Moving out of the city eight years ago I was thrilled to be able to move to a place beside near a nature reserve. I grew up near the Royal National Park, so it was almost like coming home. Having left full time employment to work as a consultant, I had time to appreciate where I was and pursue my art and writing in a more substantial way. I was stunned at the loveliness of the nearby forest and wanted to help protect it for future generations. Nature Reserves are such a tiny proportion of Australia’s land mass, less than 1%, and ones like this, next to a growing village, are under constant threat from us humans and our pets.

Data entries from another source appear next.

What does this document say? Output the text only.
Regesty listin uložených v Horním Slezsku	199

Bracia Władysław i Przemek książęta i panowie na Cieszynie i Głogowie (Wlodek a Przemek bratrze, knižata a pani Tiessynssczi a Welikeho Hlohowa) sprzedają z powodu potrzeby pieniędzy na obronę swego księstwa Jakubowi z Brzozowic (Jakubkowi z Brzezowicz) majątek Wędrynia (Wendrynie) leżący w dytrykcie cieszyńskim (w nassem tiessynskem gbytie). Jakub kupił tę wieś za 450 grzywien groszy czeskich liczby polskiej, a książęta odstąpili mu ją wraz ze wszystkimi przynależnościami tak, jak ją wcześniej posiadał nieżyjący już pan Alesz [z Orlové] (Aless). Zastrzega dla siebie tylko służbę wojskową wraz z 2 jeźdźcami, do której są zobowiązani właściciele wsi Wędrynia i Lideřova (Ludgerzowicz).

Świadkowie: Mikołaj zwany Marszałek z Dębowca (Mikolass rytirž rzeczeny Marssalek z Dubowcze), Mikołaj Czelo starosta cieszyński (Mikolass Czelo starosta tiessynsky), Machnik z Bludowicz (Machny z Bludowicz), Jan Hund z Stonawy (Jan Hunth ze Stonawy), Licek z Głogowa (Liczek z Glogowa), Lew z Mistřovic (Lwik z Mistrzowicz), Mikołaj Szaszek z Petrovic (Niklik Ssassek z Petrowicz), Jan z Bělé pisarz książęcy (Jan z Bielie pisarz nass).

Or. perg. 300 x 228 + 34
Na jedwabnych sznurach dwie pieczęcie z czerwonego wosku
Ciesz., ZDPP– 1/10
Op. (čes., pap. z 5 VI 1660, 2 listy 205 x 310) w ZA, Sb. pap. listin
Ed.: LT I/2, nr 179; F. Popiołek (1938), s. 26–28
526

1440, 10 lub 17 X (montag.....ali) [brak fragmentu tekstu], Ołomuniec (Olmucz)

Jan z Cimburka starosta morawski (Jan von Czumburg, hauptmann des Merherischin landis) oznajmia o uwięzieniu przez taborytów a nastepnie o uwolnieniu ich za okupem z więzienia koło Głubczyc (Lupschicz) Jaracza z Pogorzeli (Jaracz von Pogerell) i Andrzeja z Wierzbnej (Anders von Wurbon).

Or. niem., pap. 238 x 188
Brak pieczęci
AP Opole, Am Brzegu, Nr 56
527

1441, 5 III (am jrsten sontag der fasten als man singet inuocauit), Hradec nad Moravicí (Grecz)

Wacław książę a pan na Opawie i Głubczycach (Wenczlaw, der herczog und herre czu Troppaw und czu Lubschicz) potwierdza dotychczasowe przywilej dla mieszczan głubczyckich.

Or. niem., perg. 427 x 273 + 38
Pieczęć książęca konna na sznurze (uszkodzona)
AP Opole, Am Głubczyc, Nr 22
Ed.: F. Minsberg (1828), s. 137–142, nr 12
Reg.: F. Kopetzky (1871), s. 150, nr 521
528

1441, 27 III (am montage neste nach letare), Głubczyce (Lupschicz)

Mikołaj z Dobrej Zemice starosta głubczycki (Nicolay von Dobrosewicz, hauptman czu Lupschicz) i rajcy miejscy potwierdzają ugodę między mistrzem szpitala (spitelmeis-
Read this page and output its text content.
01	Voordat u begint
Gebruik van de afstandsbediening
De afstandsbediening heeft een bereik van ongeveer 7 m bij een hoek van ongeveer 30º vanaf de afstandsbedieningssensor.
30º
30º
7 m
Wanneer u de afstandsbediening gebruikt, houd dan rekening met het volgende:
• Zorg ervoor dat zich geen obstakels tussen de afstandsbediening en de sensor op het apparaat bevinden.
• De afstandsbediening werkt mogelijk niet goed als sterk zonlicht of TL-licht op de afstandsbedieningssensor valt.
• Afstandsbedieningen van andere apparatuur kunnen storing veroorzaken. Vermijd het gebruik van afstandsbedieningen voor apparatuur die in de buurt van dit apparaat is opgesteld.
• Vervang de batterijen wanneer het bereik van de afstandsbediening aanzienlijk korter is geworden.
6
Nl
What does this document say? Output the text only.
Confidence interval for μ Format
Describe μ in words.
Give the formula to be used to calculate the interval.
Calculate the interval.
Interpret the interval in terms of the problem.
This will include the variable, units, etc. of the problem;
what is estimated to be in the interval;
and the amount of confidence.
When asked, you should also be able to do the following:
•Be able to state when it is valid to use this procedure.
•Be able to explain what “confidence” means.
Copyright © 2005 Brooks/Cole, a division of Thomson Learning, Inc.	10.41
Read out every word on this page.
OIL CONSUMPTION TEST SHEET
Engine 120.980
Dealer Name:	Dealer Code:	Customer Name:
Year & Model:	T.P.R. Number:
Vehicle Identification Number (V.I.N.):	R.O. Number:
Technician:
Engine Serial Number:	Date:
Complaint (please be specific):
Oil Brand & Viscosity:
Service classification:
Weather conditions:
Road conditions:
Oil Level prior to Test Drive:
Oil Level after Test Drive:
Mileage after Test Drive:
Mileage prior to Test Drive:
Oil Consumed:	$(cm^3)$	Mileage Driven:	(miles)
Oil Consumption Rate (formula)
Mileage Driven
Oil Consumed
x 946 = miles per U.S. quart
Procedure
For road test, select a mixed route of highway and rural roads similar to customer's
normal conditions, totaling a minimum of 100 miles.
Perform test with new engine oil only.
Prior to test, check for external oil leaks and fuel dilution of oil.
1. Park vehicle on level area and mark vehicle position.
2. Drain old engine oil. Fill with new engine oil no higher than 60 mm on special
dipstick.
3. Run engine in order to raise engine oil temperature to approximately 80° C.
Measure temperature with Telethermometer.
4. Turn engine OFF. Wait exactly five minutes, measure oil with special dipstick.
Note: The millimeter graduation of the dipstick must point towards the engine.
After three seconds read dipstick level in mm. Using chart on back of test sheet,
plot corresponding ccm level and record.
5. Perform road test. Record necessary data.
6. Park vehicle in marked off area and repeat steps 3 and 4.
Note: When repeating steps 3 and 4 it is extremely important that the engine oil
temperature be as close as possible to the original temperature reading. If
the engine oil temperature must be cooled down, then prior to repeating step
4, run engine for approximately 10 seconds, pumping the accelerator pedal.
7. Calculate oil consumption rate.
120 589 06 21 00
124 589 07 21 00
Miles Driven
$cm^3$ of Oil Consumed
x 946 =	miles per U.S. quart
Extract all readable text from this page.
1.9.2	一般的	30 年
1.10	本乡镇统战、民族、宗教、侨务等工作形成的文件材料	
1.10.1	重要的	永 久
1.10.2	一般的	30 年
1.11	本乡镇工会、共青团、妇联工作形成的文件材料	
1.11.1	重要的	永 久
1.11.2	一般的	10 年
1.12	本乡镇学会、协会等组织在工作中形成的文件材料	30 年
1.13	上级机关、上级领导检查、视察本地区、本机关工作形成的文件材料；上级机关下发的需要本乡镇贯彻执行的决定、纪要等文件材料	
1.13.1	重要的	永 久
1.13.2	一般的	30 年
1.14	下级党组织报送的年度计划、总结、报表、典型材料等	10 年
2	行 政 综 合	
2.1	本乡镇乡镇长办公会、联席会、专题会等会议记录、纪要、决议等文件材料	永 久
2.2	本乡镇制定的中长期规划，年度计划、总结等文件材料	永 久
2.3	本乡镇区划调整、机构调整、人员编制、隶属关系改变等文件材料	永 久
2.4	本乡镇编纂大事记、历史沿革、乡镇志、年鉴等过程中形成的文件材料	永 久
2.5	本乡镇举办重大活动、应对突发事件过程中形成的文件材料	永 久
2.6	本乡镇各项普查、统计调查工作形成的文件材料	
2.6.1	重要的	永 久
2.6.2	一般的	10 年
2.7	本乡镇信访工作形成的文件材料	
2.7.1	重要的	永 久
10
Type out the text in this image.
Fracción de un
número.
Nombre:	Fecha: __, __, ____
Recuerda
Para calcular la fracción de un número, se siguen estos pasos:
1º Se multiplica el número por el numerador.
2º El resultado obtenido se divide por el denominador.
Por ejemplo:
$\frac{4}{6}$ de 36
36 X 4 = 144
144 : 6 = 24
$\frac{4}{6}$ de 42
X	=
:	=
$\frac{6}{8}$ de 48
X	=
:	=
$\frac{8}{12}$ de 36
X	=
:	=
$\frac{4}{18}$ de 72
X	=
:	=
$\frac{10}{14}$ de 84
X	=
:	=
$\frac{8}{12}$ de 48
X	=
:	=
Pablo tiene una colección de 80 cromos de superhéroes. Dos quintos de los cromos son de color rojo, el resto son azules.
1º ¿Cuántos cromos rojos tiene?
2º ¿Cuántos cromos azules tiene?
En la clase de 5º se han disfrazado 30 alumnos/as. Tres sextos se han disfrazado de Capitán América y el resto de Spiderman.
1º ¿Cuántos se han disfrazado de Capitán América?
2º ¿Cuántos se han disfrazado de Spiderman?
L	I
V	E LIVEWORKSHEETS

I joined a local bush regeneration group run by the National Parks and Wildlife Service, which is responsible for the Nature Reserve. I quickly met several other people who had moved from the city and relished their new proximity to bushland. I’ve developed close friendships with several and enjoy the pleasure and privilege of sharing an activity that is contributing towards the future of this rare environment. If we look after their habitats the fauna and flora will look after themselves.
Working in the bush has taught me so much about the natural world on the Mid North Coast of NSW. Over the years I’ve come to recognise the seasonal changes to not only native and weed species, but also the wildlife. In late winter we see young grey kangaroo joeys galloping across the firebreak near us, building up their muscles after a year in the pouch. The wattle dazzles us with its vibrancy in the crystal-clear August light. Birds are already frantic with preparations for nest building and chick raising, spinebills dashing though the grevilleas and scarlet honeyeaters relishing the bloodwood flowers. Goannas scamper up trees at our approach and while we’ve yet to see an echidna, although others have seen them in their front gardens!
We were having morning tea one day at bush regeneration, sitting around under some banskias talking and sharing food, when someone spotted a huge python, just two metres from us, lying quietly under some ferns. It felt like such a privilege to see the gorgeous creature untroubled by our presence and when we left we packed quietly. One other day when I was bushwalking I came across a patch of early morning sunlight on a bush track with a red bellied black snake curled up trying to warm up its body. It saw me but didn’t move, perhaps unable to do so until its temperature rose. I backed away but always recall the vivid red and black of its skin, glistening with dew. It inspired me to make a lino print of the animal, preserved on paper, and I hope more of them will be preserved in life.